This poor old thing was is pretty bad shape, especially the lower row and edge. I did both repair patching on the worst places, and a goodly amount of conservation backing and stitching where rips and tears were less dense. You can see both in this photo:
In the following photo, taken with flash rather than the natural lighting up there in the first photo, the patch fabric contrasts more clearly with the original fabric. You can see the new bottom border and the places that were patched on the blocks. The top border is also new fabric.
Finding good patching fabrics was kind of surprising. This may have originally been an actual red and actual white quilt, but now it surely is more of a rust and tan. Check out the fabric comparisons below. The red is the great fabric I found that usually goes perfectly with late 18th and early 19th century reds. You can see how well that fabric worked when I repaired a fun redwork Peter Pan quilt.

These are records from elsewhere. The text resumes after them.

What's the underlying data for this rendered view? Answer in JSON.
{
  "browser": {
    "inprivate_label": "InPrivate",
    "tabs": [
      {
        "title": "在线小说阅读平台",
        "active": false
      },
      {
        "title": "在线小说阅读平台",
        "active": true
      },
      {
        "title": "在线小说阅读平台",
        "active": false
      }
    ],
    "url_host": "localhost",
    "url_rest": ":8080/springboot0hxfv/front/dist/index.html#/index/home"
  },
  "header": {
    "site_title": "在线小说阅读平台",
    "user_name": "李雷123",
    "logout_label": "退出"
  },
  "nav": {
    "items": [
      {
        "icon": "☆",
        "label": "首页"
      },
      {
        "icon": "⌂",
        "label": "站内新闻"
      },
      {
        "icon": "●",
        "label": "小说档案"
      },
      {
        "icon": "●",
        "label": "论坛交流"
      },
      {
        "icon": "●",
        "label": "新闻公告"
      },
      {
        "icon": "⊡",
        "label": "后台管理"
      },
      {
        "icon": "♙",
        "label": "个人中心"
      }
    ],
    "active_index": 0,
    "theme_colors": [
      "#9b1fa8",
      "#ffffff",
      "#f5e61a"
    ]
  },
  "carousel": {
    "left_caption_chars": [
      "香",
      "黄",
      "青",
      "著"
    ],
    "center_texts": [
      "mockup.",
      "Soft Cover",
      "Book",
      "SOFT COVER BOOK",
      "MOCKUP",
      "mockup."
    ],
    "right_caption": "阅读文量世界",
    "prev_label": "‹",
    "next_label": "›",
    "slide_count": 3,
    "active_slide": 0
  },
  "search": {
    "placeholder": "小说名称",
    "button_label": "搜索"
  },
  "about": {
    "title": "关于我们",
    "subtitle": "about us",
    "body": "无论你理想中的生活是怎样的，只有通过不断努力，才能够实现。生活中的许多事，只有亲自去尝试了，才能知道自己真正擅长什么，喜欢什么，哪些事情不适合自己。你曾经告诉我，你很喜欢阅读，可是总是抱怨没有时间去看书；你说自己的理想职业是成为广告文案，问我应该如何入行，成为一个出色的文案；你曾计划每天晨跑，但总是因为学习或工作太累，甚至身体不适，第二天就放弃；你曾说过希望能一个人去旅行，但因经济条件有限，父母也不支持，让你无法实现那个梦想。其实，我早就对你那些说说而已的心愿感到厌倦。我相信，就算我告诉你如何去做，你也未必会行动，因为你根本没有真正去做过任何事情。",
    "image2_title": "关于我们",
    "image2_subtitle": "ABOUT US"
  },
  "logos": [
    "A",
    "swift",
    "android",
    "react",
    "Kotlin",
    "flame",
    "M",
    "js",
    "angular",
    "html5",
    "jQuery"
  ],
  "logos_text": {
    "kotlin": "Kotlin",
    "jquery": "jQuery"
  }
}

Here's how I supported and stitched the rips.
The fabric you can see inside the rip is the backing of the quilt. This quilt has no batting.

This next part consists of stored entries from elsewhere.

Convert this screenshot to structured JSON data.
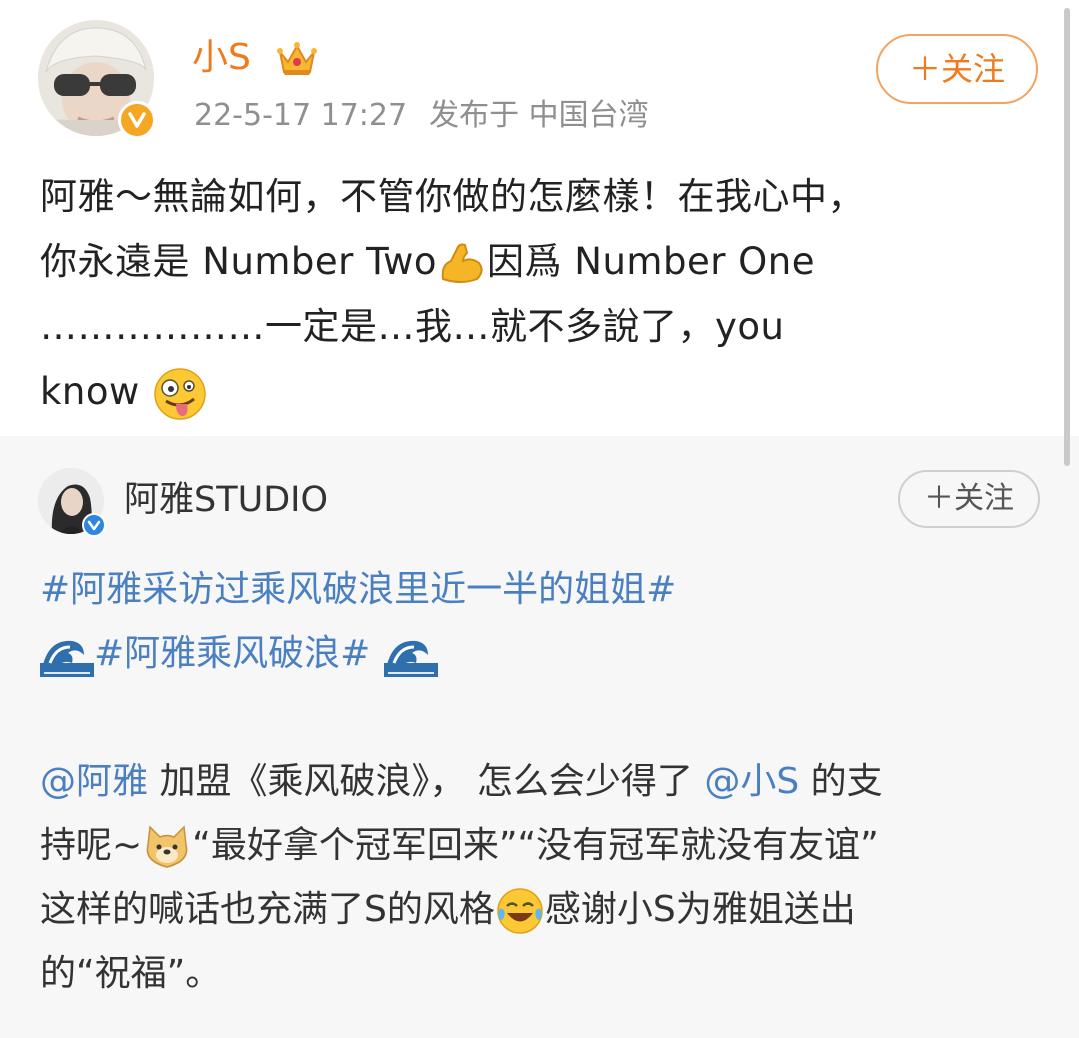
{
  "post": {
    "author": "小S",
    "time": "22-5-17 17:27",
    "location": "发布于 中国台湾",
    "follow_label": "＋关注",
    "lines": [
      [
        "阿雅～無論如何，不管你做的怎麼樣！在我心中，"
      ],
      [
        "你永遠是 Number Two",
        "因爲 Number One"
      ],
      [
        "………………一定是…我…就不多說了，you"
      ],
      [
        "know "
      ]
    ]
  },
  "repost": {
    "author": "阿雅STUDIO",
    "follow_label": "＋关注",
    "tag1": "#阿雅采访过乘风破浪里近一半的姐姐#",
    "tag2": "#阿雅乘风破浪#",
    "body": {
      "mention1": "@阿雅",
      "t1": " 加盟《乘风破浪》， 怎么会少得了 ",
      "mention2": "@小S",
      "t2": " 的支",
      "t3": "持呢~",
      "t4": "“最好拿个冠军回来”“没有冠军就没有友谊”",
      "t5": "这样的喊话也充满了S的风格",
      "t6": "感谢小S为雅姐送出",
      "t7": "的“祝福”。"
    }
  },
  "icons": {
    "crown": "crown-icon",
    "verified": "verified-badge-icon",
    "muscle": "flexed-biceps-icon",
    "zany": "zany-face-icon",
    "wave": "wave-icon",
    "doge": "doge-icon",
    "laugh": "laugh-cry-icon"
  },
  "colors": {
    "accent": "#f07b1e",
    "link": "#4a7fc1",
    "meta": "#8f8f8f",
    "repost_bg": "#f7f7f7"
  }
}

I cut a rectangle of the rust fabric to slip inside the tear and give support to the old fabric. The corners are rounded to help them not buckle while the inset is being slipped inside the tear. (This ended up being a bit too long, and I cut it a bit off one of the short ends while I was working.)
I use a small, dull poker to help put the inset underneath and smooth it out, a flat toothpick for example. The fabric is very weak and brittle, so this part has to be done very slowly and carefully.
Here's the stitching in progress. I use a herringbone stitch. Be sure the stitches go into the inset so the tension isn't borne by the weak, old fabric. Keep the knots in the new fabric, again to protect the old fabric from further tearing. If you're working on a quilt with batting, you can do this technique just the same, and your stitches can go down into the batting as well.